The first game in Falcom’s venerable Ys series, this particular release has the distinction of being the first version of the game to appear on U.S. consoles. Ys is a simple RPG focusing on the adventure of the red-haired swordsman Adol as he tries to discover the vanished land of Ys. It breaks down the action RPG to its simplest form, with combat conducted by bumping into enemies and no real character customization outside of buying better armor and weapons, and selecting from several magical rings that alter Adol’s stats or let him heal inside dungeons. The game only has three dungeons, one of which takes up most of the game, and a healthy dose of backtracking. Originally released on older PCs and eventually ported to many systems, the game is much better served as an opening to its more in-depth sequel, which is why most rereleases pair the two games together.
So, with no version of Ys II on the Sega Master System or even the Genesis, this already puts this port at a major disadvantage, and it only gets worse from here. The best versions of Ys are fast-paced and allow you to plow through monsters quickly to gain levels, which are needed to fight the many nasty bosses. Sadly, the Master System version suffers from not only being relatively slow, but in addition the early game enemies give tiny amounts of experience that make early grinding excruciating.

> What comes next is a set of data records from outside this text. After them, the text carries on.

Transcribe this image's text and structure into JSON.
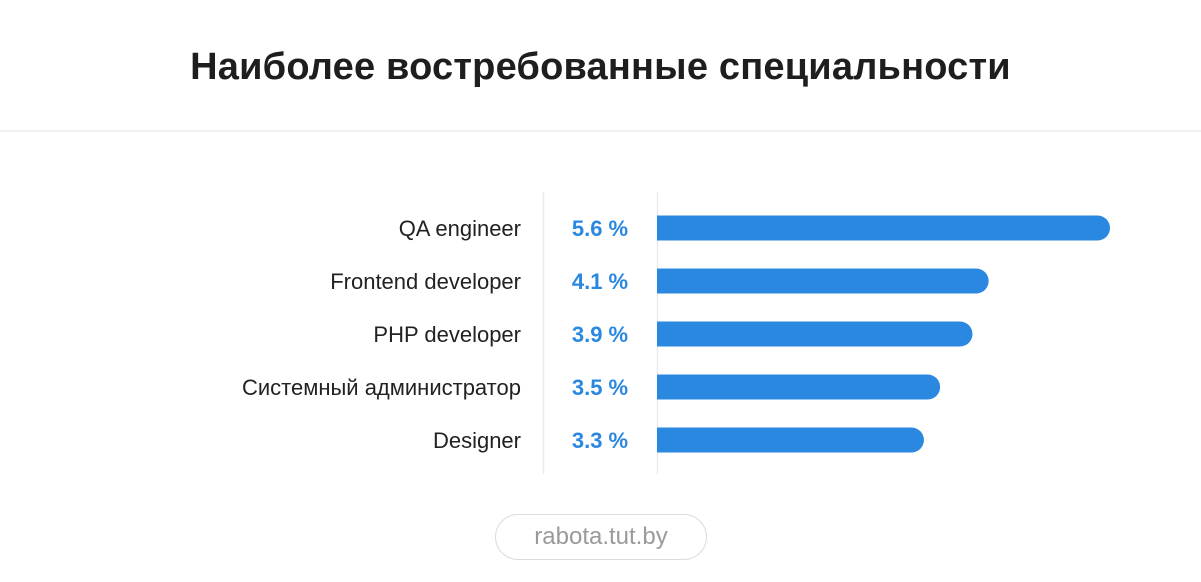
{
  "title": "Наиболее востребованные специальности",
  "source": "rabota.tut.by",
  "colors": {
    "bar": "#2A88E0",
    "value_text": "#2A88E0",
    "grid_line": "#EBEBEB"
  },
  "chart_data": {
    "type": "bar",
    "orientation": "horizontal",
    "title": "Наиболее востребованные специальности",
    "categories": [
      "QA engineer",
      "Frontend developer",
      "PHP developer",
      "Системный администратор",
      "Designer"
    ],
    "values": [
      5.6,
      4.1,
      3.9,
      3.5,
      3.3
    ],
    "value_labels": [
      "5.6 %",
      "4.1 %",
      "3.9 %",
      "3.5 %",
      "3.3 %"
    ],
    "unit": "%",
    "xlabel": "",
    "ylabel": ""
  }
}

There’s really no way around grinding in the game, either. Though you can wander around the game’s small world easily enough avoiding enemies, without proper level gains and money to buy better equipment the bosses would be impossible. It’s a shame, as the game is relatively well represented on the system otherwise. The sprites and animations all look decent, and the game’s classic soundtrack even manages to shine through despite the limitations of the hardware. It isn’t the worst version of Ys, and much of its classic charm is able to shine through for those who are patient. The dungeon layouts are even changed up a bit.

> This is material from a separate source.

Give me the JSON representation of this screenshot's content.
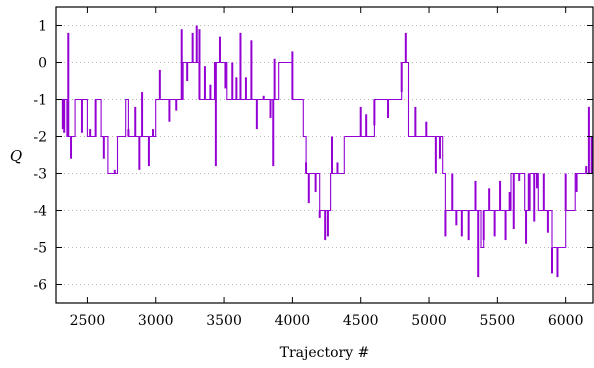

For its time it was a relatively decent port, certainly providing a better experience than the poor Famicom port. The problem is that with Ys I & II being ported and updated so often, there’s really little reason to play this port. Even some of its contemporaries provided a better experience, with the brilliant Turbo Duo version coming out a mere year later. Indeed the only real lasting legacy from this version is the horrible misprint of the game’s title on the box, calling it “Y’s” instead of Ys.